I am working on a project that requires the ability to do full text searches. I know there is the pdftotext plugin and the pdftohtml plugin, but I am wondering if anyone would share the general design of their archive and how they implemented full text searching. The archive I am working on will be hosted on its own virtual server so I will be able to install any third party software that is needed to get the full text searching to work.
The current version of Omeka can do full text search on any metadata for items and collections. Other plugins might add the ability to do searches on the data.
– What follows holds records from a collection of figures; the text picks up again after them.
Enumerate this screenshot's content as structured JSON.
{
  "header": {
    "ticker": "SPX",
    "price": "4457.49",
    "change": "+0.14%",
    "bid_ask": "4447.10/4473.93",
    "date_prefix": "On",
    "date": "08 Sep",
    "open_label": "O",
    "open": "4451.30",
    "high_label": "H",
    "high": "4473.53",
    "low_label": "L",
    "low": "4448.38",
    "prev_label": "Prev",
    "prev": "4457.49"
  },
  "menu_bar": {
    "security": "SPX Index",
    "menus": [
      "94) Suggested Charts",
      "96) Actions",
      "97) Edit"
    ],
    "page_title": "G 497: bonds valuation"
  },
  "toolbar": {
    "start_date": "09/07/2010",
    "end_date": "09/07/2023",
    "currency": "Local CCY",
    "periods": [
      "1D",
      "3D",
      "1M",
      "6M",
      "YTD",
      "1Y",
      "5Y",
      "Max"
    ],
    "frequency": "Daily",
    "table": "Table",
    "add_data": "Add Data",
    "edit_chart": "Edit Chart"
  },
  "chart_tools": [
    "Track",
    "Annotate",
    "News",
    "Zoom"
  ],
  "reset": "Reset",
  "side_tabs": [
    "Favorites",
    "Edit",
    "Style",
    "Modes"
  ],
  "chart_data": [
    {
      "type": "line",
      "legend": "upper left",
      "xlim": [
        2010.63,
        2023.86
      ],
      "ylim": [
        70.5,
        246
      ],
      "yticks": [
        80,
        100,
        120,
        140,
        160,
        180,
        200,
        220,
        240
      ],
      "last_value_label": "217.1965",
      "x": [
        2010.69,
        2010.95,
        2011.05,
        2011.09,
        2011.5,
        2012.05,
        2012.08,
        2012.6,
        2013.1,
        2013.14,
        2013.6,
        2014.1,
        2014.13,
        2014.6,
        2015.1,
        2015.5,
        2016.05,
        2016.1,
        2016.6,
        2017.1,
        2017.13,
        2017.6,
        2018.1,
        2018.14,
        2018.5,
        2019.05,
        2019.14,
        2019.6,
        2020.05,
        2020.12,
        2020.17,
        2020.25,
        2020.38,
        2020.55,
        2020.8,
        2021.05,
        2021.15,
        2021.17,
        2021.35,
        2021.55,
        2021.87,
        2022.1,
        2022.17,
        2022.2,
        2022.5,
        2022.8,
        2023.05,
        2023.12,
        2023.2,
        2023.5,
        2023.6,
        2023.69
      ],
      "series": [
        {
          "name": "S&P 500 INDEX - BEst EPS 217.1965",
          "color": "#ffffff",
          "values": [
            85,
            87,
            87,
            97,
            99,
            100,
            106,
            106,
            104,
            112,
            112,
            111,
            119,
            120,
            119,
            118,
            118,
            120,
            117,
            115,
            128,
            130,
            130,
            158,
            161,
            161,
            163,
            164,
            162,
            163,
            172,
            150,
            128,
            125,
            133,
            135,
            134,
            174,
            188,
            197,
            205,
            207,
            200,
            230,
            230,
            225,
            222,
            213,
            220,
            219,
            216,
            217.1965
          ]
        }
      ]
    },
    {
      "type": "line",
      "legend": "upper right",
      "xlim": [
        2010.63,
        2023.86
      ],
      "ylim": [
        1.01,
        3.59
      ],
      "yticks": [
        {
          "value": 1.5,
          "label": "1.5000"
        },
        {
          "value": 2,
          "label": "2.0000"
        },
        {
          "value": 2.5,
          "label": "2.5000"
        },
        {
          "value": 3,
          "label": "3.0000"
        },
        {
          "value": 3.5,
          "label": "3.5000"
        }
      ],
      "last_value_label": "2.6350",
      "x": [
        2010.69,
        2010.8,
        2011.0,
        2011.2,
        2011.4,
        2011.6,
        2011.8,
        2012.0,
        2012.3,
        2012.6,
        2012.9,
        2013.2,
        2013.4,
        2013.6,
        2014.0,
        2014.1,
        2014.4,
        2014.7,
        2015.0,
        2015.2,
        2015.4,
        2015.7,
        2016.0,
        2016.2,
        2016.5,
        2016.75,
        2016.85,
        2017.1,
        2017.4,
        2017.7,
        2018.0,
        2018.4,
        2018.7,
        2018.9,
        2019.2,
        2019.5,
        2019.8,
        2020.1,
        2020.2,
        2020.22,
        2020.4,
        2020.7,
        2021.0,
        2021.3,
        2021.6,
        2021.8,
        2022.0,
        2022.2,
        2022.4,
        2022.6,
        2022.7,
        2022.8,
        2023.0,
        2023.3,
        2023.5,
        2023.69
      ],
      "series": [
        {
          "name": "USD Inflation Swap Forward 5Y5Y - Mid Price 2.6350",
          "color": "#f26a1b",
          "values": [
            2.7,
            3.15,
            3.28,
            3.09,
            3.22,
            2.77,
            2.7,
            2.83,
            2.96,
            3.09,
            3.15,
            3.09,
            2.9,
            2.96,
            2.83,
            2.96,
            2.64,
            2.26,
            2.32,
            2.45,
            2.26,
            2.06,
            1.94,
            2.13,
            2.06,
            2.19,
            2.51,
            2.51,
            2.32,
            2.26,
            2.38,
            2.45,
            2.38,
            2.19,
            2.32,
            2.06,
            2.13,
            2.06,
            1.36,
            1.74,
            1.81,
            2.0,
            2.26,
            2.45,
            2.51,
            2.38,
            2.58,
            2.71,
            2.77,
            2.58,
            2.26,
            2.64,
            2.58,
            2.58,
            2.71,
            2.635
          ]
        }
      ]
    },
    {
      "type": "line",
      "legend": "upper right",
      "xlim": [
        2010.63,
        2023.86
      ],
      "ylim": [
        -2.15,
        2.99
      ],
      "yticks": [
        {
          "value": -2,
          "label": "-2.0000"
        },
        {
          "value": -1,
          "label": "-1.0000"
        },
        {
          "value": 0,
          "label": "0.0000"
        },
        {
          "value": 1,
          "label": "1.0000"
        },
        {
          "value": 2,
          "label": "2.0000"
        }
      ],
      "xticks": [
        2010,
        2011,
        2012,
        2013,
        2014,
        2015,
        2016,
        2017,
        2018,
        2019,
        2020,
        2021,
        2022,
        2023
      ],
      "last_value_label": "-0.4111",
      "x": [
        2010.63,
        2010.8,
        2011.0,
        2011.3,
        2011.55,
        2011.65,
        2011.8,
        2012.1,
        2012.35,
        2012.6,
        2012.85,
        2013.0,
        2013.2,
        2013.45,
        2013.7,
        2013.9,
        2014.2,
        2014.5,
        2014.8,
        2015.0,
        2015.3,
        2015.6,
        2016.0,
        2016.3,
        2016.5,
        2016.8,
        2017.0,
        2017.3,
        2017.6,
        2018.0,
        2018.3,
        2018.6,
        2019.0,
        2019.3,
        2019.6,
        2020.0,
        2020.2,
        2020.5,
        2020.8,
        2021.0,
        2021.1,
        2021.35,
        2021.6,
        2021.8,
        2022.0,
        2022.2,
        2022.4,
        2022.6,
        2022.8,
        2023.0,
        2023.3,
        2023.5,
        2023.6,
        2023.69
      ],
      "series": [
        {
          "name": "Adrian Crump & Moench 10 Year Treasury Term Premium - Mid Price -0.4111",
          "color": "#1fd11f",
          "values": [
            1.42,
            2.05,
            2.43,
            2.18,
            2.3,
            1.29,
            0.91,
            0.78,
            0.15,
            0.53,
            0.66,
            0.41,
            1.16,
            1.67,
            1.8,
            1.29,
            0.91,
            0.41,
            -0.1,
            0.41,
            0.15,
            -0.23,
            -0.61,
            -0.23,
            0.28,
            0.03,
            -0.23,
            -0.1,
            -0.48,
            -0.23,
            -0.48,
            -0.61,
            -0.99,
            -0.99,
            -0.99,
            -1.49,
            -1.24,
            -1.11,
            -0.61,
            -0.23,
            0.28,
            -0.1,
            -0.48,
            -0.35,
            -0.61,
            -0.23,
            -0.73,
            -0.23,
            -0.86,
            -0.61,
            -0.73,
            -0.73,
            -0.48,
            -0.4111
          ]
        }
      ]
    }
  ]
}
So, in addition to the PdfToText plugin, in general as long as what you want searched is put in some field for an item, it will be searchable
The searching of the metadata on items and collections is rather straight forward. The thing I am interested in is the ability to search the actual text of an item in the archive. I imagine a document would have to be scanned, run through OCR, and then indexed. After than how does one tie the index results back to the item in Omeka? Could SolrSearch be used in some way to query the index? Please pardon my Omeka stupidity.
Once you have the OCRed text, then that would probably be added to a field that you'd create for an Item in Omeka. So, you might create an Item Type (or use an existing one) with a field called "Text", and put the text in there. That way it gets indexed along with other metadata (kinda stretching the term 'metadata' there, but it works).
PdfToText does mostly the same thing, but with the File record instead of the Item record -- it programatically creates a new field for the file metadata.